Elles se sont enlacées dans un joyeux désordre au moment de franchir la ligne. Une scène de liesse compacte, évoquant davantage une franche mêlée de rugby qu’une arrivée au large. Le premier tour du monde sans escale et sans assistance d’un équipage 100 % féminin s’est terminé à Ouessant (Finistère), lundi 26 janvier, peu avant midi, au terme de 57 jours, 21 heures et 20 minutes de navigation. L’équipage international de huit femmes, emmené par la navigatrice française Alexia Barrier, établit ainsi le premier temps de référence 100 % féminin sur le tour du monde d’est en ouest.
Alexia Barrier, 46 ans, 24e du Vendée Globe 2020-2021, et ses consœurs, avaient quitté Brest, le 29 novembre 2025. A bord d’Idec-Sport, maxitrimaran de 32 mètres, un collectif composé de figures reconnues de la voile mondiale : la Néerlandaise Annemieke Bes, vice-championne olympique en 2008, l’Espagnole Tamara Echegoyen, championne olympique en 2012, ou encore la Britannique Dee Caffari, première femme à avoir bouclé un tour du monde à l’envers et sans escale. L’Australienne Stacey Jackson, forte de deux tours du monde et de 17 participations à la mythique Sydney-Hobart, complétait ce noyau d’expérience. Trois navigatrices aux parcours plus récents étaient également de l’aventure.
Cette première féminine, portée par le « Famous Project CIC » n’a rien eu d’un long fleuve tranquille. Le maxitrimaran Idec-Sport, autrefois piloté par Francis Joyon (dépossédé, dimanche, du Trophée Jules Verne par Thomas Coville et son équipage), est arrivé à Brest privé de sa grand-voile, déchirée jeudi 22 janvier au soir, lors d’une manœuvre pour contourner l’île de Terceira, aux Açores.
Dès lors, l’équipage a poursuivi sa route uniquement avec un mât-aile et des voiles d’avant. Déjà ralenti par un problème récurrent de hook de grand-voile – crochet pour la hisser à la position souhaitée –, puis par le choix assumé de temporiser à l’approche de la tempête Ingrid, qui a balayé l’Atlantique Nord pendant plusieurs jours, le bateau a encore marqué le pas lors de la dernière nuit de course.
Avaries et conditions météorologiques adverses
Malgré ces avaries et les conditions météorologiques, les navigatrices sont parvenues à aller jusqu’au bout. Une réussite d’autant plus symbolique qu’il ne s’agissait que de la deuxième tentative de tour du monde féminin sans escale en trimaran. En 1998, sur le catamaran Royal and Sun Alliance, la Britannique Tracy Edwards et un équipage international avaient dû renoncer après un démâtage à l’approche du cap Horn (Chili). Vingt-sept ans plus tard, Alexia Barrier et ses équipières ont refermé cette parenthèse inachevée de l’histoire de la course au large.

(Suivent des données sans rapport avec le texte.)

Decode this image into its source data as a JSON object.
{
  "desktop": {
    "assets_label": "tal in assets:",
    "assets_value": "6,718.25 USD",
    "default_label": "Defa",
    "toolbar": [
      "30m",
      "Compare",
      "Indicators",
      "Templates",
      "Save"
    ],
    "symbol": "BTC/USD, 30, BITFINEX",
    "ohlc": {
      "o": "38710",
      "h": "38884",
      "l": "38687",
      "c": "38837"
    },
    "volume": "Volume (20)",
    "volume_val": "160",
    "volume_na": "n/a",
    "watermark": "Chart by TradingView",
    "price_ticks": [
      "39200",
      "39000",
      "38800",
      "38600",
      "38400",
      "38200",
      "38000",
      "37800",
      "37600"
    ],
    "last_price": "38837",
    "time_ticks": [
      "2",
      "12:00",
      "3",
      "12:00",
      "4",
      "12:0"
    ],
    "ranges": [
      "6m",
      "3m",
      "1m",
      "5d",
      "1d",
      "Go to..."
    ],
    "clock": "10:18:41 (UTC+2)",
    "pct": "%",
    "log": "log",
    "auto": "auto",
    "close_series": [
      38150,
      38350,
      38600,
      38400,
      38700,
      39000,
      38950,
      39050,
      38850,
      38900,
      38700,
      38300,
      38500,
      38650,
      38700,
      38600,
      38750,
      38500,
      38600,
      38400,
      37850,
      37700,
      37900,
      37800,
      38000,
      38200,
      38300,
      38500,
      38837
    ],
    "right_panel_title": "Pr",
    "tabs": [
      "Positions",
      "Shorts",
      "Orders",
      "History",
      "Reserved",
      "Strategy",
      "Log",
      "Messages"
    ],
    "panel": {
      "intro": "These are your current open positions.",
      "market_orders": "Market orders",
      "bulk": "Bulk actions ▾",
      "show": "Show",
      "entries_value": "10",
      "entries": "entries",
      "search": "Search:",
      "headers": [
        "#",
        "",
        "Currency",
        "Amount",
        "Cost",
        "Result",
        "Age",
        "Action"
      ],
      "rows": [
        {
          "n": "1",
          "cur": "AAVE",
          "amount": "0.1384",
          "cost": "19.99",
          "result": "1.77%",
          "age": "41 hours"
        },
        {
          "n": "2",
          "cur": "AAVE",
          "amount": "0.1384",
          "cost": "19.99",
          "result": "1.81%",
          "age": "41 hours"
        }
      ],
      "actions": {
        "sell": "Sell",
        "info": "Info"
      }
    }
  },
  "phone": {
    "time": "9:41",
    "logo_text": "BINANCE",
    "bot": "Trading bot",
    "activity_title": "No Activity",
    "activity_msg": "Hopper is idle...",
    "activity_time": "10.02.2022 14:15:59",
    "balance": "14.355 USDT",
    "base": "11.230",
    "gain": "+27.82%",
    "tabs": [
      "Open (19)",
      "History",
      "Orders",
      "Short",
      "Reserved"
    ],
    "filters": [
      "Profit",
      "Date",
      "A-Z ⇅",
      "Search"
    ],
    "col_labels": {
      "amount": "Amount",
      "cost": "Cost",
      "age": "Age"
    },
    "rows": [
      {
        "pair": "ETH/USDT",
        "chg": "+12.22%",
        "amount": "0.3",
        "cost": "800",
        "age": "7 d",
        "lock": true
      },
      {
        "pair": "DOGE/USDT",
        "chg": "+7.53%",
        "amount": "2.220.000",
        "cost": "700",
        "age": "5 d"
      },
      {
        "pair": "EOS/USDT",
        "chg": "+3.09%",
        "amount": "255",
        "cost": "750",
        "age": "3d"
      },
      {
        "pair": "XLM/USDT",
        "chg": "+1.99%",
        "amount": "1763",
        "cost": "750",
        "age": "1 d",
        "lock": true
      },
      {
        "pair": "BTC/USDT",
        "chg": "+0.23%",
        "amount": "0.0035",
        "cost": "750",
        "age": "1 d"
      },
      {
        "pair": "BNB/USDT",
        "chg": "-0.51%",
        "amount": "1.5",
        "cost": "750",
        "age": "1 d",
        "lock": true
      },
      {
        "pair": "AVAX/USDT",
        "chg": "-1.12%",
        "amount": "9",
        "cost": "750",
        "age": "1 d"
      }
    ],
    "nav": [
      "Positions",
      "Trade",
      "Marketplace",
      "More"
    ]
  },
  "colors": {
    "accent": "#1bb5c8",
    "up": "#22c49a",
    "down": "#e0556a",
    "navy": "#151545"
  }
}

Ce premier temps de référence féminin vient combler un vide dans un palmarès longtemps resté exclusivement masculin, et mis à jour, quelques heures plus tôt, par l’établissement d’un nouveau record, dimanche 25 janvier, par l’équipe de Thomas Coville (en 40 jours, 10 heures, 45 minutes et 50 secondes). La réussite de « The Famous Project CIC » marque une nouvelle étape dans la voile océanique de très haut niveau : jusqu’ici, les femmes n’étaient que marginalement représentées sur les maxitrimarans. Celles participant au projet d’Alexia Barrier s’étaient élancées pour ce Trophée Jules-Verne sans disposer des mêmes moyens ni du même temps de préparation que les plus gros projets précédents.